PHATE preserves both local and global structure from high-dimensional phenotypic data. Genes that appear close together in the plot have similar morphological profiles—their knockdown produces similar cellular phenotypes. This proximity often reflects functional relationships: genes in the same pathway or protein complex tend to cluster together because disrupting them causes related cellular changes.

#### Choosing Leiden Resolution

The Leiden resolution parameter controls clustering granularity:

- **Lower resolution** (e.g., k=5–8): Produces fewer, larger clusters capturing broad biological themes (e.g., "cell cycle regulation", "membrane trafficking"). Good for initial exploration and identifying major phenotypic categories.
- **Higher resolution** (e.g., k=15–20): Produces more, smaller clusters that distinguish fine-grained processes (e.g., separating different stages of mitosis). Better for detailed investigation once you've identified regions of interest.

Start at lower resolution to understand the landscape, then increase resolution to investigate specific areas in more detail.

#### Using LLM Annotations

When available, LLM-generated annotations provide biological interpretation for each cluster:

- **Dominant process**: The LLM's prediction of what biological function unites the cluster members.
- **Confidence level**: How certain the LLM is about its annotation (High, Medium, Low). Lower confidence may indicate novel biology or heterogeneous clusters.
- **Gene classifications**: Each gene is marked as "Established" (known role in the annotated process), "Putative" (some evidence), or "Novel" (no prior association). Novel genes in high-confidence clusters are candidates for follow-up validation.

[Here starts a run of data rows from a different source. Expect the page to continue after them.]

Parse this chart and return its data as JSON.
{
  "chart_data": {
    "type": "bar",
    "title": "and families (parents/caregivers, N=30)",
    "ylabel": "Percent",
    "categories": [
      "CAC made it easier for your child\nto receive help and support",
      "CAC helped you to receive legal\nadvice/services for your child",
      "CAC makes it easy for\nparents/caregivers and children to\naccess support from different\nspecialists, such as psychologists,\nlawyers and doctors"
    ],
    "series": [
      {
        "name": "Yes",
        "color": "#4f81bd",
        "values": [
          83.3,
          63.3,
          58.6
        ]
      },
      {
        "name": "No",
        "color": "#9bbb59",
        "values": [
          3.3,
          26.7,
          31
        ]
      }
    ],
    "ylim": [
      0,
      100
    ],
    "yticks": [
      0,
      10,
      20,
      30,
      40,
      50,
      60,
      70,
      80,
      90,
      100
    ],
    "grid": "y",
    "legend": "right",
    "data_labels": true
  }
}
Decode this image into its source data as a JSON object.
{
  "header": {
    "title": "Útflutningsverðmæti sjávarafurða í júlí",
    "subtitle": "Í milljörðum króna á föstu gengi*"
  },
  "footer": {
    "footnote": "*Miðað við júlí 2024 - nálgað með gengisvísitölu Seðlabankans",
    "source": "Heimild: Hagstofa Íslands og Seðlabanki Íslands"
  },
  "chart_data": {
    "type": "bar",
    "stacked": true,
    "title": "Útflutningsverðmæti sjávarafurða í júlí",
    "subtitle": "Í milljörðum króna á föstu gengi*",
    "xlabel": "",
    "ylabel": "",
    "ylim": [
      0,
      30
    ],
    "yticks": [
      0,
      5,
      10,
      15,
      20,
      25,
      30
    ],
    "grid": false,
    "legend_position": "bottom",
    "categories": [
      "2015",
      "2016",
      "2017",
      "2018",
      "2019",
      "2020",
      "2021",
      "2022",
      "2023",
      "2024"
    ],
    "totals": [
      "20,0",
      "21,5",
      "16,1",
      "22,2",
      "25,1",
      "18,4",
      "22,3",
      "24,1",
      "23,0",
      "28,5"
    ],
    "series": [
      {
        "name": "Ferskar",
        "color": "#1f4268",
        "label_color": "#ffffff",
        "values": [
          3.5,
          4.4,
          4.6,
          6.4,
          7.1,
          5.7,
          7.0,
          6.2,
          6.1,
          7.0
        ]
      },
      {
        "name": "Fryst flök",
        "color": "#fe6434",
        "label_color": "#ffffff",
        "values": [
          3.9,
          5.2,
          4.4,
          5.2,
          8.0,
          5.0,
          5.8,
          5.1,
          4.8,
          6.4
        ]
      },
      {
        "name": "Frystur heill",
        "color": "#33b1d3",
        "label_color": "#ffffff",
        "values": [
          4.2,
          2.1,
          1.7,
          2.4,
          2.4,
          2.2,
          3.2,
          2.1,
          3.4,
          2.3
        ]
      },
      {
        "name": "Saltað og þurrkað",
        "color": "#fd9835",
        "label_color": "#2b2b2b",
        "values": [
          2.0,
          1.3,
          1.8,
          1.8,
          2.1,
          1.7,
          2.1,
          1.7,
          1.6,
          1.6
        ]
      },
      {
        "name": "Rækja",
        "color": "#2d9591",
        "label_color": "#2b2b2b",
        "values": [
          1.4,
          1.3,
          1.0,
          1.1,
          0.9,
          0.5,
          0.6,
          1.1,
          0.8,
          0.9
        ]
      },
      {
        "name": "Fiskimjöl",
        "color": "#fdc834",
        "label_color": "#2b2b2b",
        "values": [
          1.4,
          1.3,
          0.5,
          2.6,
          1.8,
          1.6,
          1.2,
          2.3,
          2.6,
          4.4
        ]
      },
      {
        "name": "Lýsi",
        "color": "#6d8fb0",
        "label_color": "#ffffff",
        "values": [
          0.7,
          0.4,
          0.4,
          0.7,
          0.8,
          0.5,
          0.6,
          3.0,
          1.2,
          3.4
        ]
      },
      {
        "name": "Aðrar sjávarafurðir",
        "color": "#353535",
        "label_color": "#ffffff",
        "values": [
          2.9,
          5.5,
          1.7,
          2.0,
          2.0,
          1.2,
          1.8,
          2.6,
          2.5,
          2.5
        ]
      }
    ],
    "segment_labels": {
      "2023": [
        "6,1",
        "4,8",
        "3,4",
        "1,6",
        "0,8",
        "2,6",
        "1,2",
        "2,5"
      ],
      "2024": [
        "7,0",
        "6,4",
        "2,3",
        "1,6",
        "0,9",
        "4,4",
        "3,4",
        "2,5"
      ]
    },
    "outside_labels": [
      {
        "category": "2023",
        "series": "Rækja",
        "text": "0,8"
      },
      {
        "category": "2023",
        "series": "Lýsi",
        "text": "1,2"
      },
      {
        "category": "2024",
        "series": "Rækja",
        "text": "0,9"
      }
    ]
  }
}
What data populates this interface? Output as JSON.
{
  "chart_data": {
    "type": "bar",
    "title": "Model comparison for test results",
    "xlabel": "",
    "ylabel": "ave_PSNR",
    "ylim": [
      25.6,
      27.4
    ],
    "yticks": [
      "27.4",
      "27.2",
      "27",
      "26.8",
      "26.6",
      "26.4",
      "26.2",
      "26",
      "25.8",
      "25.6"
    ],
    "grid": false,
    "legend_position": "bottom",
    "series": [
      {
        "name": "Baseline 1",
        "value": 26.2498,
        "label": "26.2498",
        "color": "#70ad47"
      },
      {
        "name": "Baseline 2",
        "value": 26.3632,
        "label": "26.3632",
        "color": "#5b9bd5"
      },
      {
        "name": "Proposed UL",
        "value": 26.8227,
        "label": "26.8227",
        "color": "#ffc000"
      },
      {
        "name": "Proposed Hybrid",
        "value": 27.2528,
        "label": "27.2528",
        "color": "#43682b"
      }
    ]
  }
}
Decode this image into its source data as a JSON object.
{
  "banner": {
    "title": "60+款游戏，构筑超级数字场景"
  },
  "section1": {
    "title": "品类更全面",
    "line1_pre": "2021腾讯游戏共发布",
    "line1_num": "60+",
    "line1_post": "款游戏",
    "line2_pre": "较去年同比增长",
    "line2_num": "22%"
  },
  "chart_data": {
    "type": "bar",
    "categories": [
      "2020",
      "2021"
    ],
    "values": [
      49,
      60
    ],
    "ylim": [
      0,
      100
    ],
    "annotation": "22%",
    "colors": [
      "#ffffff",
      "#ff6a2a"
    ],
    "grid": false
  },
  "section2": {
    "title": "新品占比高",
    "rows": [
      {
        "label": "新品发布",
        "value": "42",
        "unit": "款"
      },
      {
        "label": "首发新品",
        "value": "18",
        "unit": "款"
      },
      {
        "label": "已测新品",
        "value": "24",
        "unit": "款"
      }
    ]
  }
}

**Note:** LLM cluster analysis may only be available for certain cell class and resolution combinations.
If LLM results aren't showing, the app will display which filter combinations have LLM data available.

#### Exploration Workflow

A typical workflow for investigating clustering results:

1. **Start broad**: Use a lower Leiden resolution to see major phenotypic categories
2. **Locate genes of interest**: Use the Gene Search dropdown to find specific genes
3. **Explore neighborhoods**: Click genes in the PHATE plot to see what they cluster with
4. **Increase resolution**: Switch to higher resolution to see finer distinctions within interesting regions
5. **Review annotations**: Check LLM interpretations and gene classifications for biological insight
6. **Identify candidates**: Look for "Novel" genes in well-annotated clusters as potential discoveries

## Tips

- **Multiple screens**: To compare screens side-by-side, run the visualizer from each screen's `analysis/` directory on different ports (e.g., `sh 14.run_visualization.sh -- --server.port=8502` for the second instance).
- **Cluster exploration**: Use the Gene Search dropdown to quickly locate a gene of interest, then click its point in the PHATE plot to see the full cluster context.